A recent report from the House Committee on Oversight and Accountability highlights concerns regarding pharmacy-benefit managers (PBMs), which are directing patients toward higher-cost medications and restricting access to pharmacies.
The investigation, lasting over 32 months, indicated that Medicare patients could potentially save $1.5 billion on ten specific prescription drugs. The report, cited by the Wall Street Journal, was released in anticipation of a hearing featuring executives from the country’s leading PBM firms.
PBMs operate as intermediaries for prescription drug plans associated with health insurers, negotiating prices with pharmaceutical companies and determining out-of-pocket expenses for patients. The United States’ three largest PBMs—Express Scripts, UnitedHealth Group’s OptumRx, and CVS Health’s Caremark—control around 80% of prescriptions in the country.
The committee’s investigation revealed that these managers often offer preferred drug lists that favor high-cost brand-name drugs over cheaper alternatives. For instance, Cigna staff were found to have discouraged the use of lower-cost alternatives to Humira, a medication for arthritis and autoimmune disorders that had a price tag of $90,000 per year, even though a biosimilar was available for half that amount.

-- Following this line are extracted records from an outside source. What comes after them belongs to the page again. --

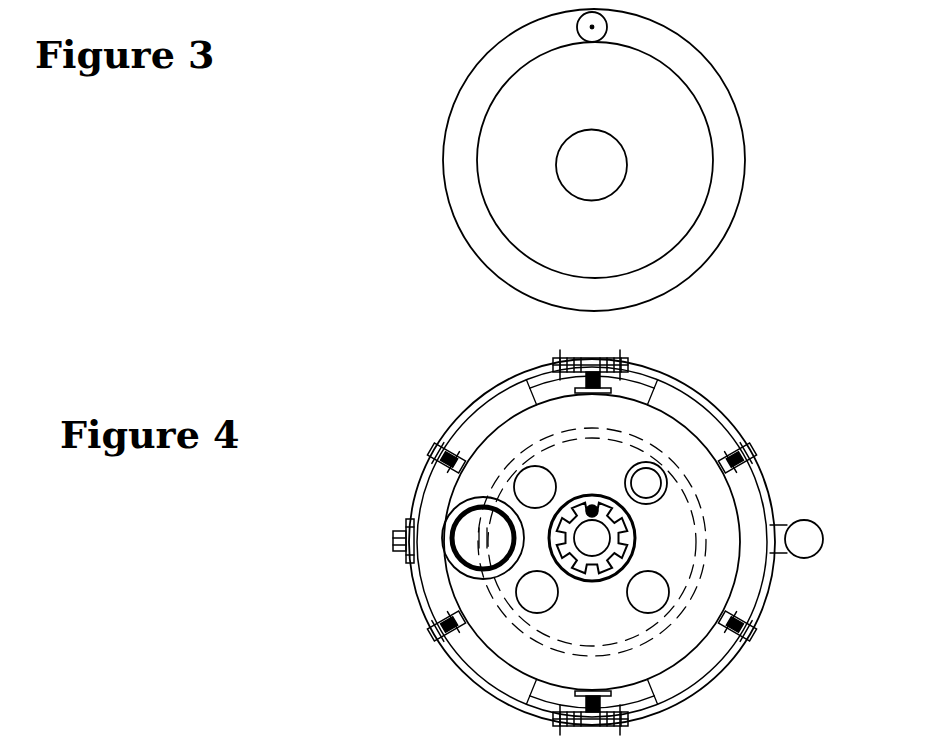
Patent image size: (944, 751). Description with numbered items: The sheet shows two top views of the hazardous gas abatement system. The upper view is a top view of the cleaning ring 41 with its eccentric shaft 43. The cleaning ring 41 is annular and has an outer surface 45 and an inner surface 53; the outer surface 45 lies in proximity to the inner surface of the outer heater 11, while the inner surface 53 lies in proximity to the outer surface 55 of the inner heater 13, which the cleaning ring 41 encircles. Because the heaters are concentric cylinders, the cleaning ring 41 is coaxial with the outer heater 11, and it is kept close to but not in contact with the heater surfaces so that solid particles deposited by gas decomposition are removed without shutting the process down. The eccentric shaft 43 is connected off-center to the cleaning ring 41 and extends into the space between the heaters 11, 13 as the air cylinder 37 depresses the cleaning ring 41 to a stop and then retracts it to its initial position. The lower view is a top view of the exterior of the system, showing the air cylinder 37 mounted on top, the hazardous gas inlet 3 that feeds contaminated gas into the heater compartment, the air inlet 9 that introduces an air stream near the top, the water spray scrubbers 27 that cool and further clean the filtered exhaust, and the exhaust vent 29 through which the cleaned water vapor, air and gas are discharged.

In FIG. 4, the hazardous gas inlet 3 is at (661, 468).
In FIG. 4, the air inlet 9 is at (810, 557).
In FIG. 4, the outer heater 11 is at (500, 450).
In FIG. 3, the inner heater 13 is at (697, 143).
In FIG. 4, the water spray scrubbers 27 is at (435, 628).
In FIG. 4, the exhaust vent 29 is at (448, 573).
In FIG. 4, the air cylinder 37 is at (537, 544).
In FIG. 3, the cleaning ring 41 is at (626, 186).
In FIG. 4, the cleaning ring 41 is at (588, 473).
In FIG. 3, the eccentric shaft 43 is at (607, 29).
In FIG. 4, the eccentric shaft 43 is at (582, 499).
In FIG. 3, the outer surface of the cleaning ring 45 is at (718, 240).
In FIG. 3, the inner surface of the cleaning ring 53 is at (656, 259).
In FIG. 3, the outer surface of the second heater 55 is at (618, 145).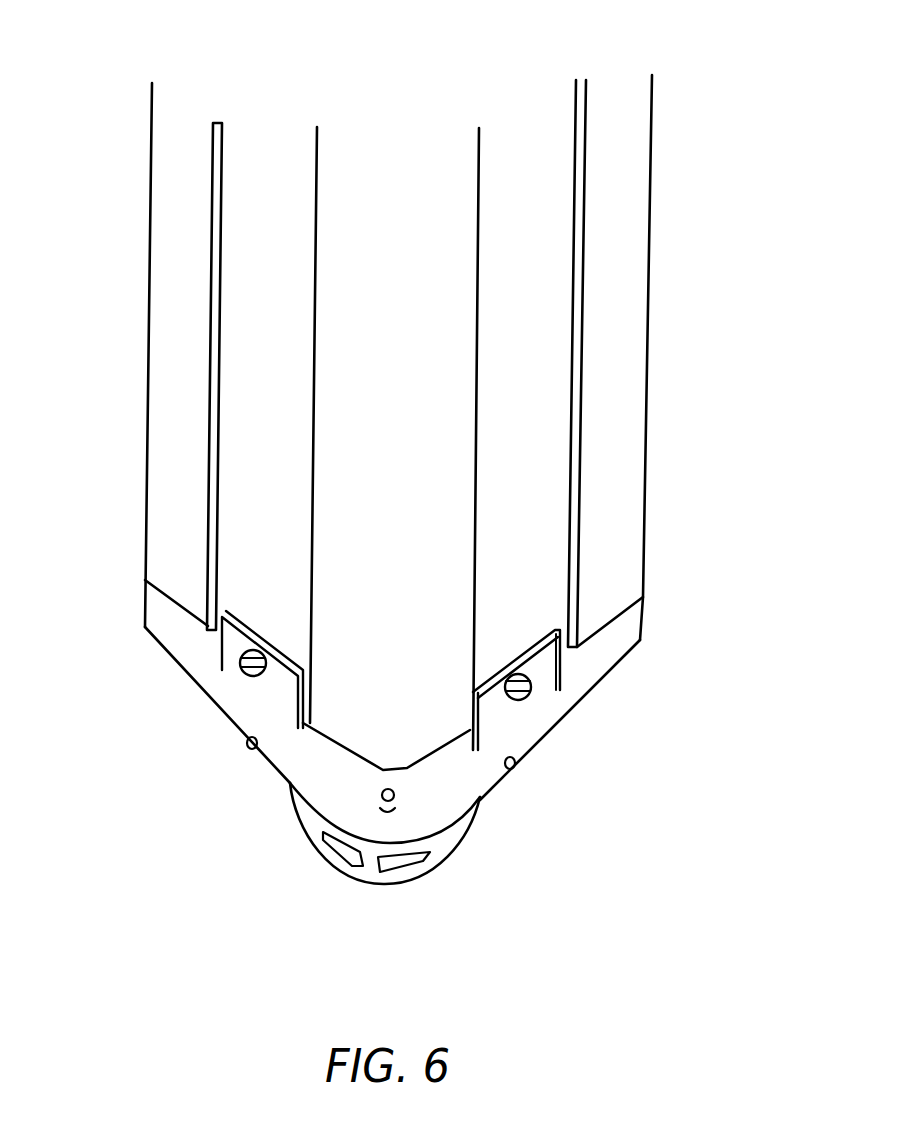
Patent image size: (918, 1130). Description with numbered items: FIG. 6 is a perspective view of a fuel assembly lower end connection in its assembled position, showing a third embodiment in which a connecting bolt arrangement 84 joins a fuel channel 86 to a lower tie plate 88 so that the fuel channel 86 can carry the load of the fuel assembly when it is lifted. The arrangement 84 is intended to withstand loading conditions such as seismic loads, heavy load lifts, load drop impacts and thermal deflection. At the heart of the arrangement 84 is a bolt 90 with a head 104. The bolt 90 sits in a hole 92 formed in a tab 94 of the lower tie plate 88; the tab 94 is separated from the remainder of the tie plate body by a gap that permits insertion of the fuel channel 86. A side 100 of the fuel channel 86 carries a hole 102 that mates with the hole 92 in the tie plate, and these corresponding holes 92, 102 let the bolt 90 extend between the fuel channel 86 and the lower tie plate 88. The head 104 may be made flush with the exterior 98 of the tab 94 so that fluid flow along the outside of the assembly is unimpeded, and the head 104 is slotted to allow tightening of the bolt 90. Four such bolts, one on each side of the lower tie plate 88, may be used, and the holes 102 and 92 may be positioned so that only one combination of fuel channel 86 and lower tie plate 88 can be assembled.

The connecting bolt arrangement 84 is at (731, 115).
The fuel channel 86 is at (165, 278).
The lower tie plate 88 is at (213, 680).
The bolt 90 is at (532, 677).
The hole 92 is at (527, 690).
The tab 94 is at (515, 702).
The exterior of the tab 98 is at (516, 674).
The side of the fuel channel 100 is at (533, 317).
The hole 102 is at (525, 652).
The head 104 is at (515, 657).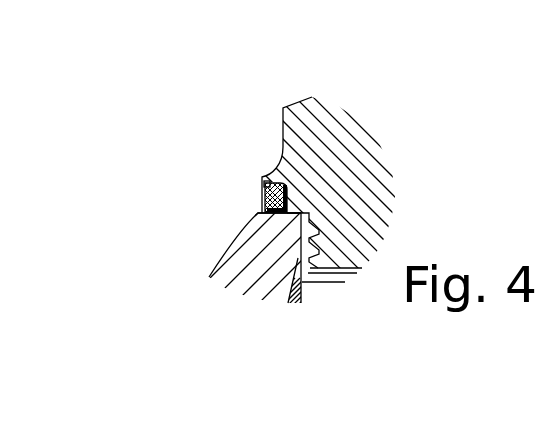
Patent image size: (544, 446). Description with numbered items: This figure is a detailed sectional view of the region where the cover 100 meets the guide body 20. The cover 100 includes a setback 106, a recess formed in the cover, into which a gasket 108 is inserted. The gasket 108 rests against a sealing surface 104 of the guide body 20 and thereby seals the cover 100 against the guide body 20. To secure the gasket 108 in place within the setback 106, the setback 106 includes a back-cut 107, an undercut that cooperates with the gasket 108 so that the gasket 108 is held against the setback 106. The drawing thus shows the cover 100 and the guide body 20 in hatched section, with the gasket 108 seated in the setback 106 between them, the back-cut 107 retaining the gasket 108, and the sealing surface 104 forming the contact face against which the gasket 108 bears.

The cover 100 is at (282, 107).
The threaded port body 20 is at (208, 277).
The sealing surface 104 is at (259, 211).
The setback 106 is at (265, 195).
The back-cut 107 is at (267, 185).
The gasket 108 is at (263, 205).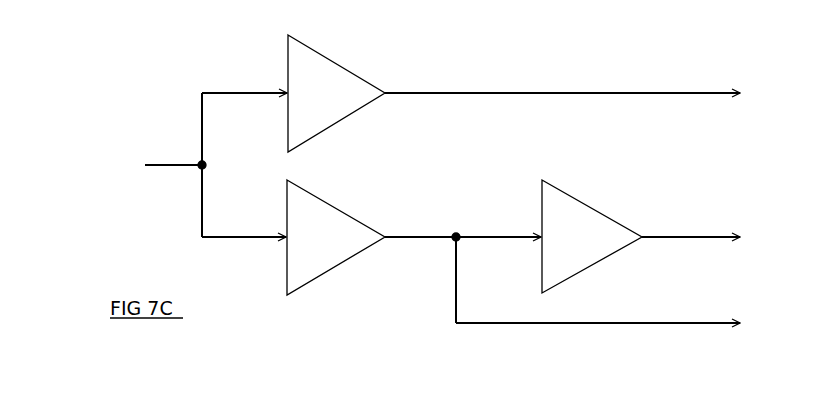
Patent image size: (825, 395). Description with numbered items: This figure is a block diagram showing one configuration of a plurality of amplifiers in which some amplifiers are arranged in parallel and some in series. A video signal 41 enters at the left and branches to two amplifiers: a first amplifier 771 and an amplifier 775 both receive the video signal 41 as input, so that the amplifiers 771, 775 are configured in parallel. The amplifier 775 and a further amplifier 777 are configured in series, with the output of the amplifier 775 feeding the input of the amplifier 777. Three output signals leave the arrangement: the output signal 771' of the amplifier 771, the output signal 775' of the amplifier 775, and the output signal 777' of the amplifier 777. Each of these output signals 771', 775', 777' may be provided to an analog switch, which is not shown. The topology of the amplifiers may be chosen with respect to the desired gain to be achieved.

The video signal 41 is at (165, 165).
The first amplifier 771 is at (336, 80).
The output signal 771' is at (562, 64).
The amplifier 775 is at (336, 249).
The output signal 775' is at (598, 292).
The amplifier 777 is at (592, 218).
The output signal 777' is at (691, 209).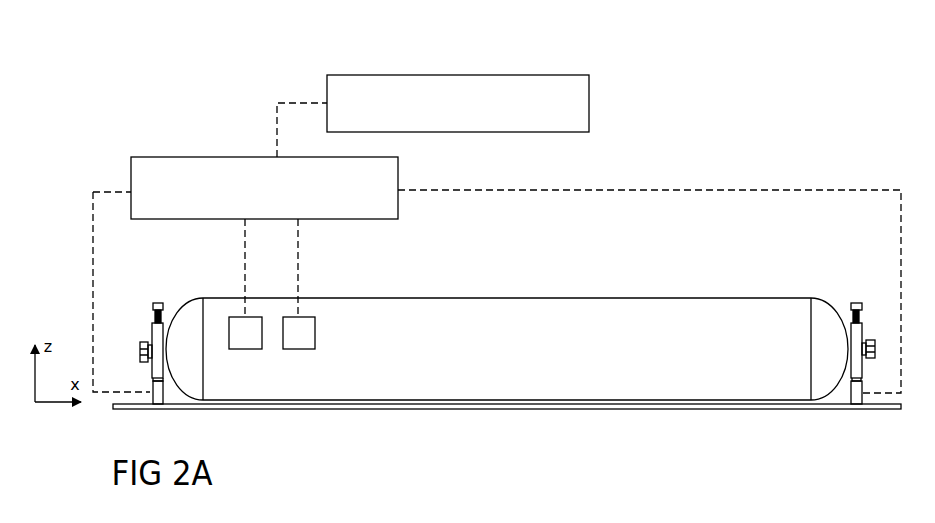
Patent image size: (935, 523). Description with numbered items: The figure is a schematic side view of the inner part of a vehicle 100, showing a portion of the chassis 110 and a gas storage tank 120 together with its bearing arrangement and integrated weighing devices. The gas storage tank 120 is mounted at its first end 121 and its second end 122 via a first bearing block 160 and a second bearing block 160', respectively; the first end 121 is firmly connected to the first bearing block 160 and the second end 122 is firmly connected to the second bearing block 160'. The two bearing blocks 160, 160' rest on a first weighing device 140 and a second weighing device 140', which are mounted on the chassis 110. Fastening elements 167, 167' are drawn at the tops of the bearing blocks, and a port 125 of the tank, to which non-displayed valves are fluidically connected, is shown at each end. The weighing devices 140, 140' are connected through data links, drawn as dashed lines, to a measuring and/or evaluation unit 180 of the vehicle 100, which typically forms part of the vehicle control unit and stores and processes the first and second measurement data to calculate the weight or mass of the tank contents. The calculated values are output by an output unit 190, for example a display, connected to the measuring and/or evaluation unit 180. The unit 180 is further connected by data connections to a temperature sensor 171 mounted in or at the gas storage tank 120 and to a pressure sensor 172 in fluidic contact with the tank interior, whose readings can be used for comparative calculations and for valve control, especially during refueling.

The vehicle 100 is at (497, 216).
The chassis 110 is at (727, 408).
The gas storage tank 120 is at (710, 313).
The first end 121 is at (816, 288).
The second end 122 is at (180, 285).
The port 125 is at (131, 348).
The first weighing device 140 is at (817, 415).
The second weighing device 140' is at (115, 415).
The first bearing block 160 is at (811, 352).
The second bearing block 160' is at (187, 380).
The adjustment screw 167 is at (845, 281).
The adjustment screw 167' is at (140, 278).
The temperature sensor 171 is at (243, 342).
The pressure sensor 172 is at (297, 342).
The measuring and/or evaluation unit 180 is at (264, 161).
The output unit 190 is at (458, 103).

Furthermore, the committee noted that Express Scripts informed patients they would incur higher costs by using local pharmacies compared to obtaining a three-month supply through its affiliated mail-order service, effectively limiting patients’ pharmacy choices.
A similar report from the U.S. Federal Trade Commission (FTC) stated that increased vertical integration has enabled the six largest PBMs to control nearly 95% of all prescriptions in the U.S. This concentration raises alarm over the significant power these PBMs hold over patients’ access to affordable medications. The FTC warned that such a setup leads to conflicts of interest, potentially disadvantaging independent pharmacies and inflating drug costs.
FTC Chair Lina M. Khan remarked on the concerning findings, which suggest that these intermediaries are overcharging patients for cancer treatments, resulting in excess revenue exceeding $1 billion.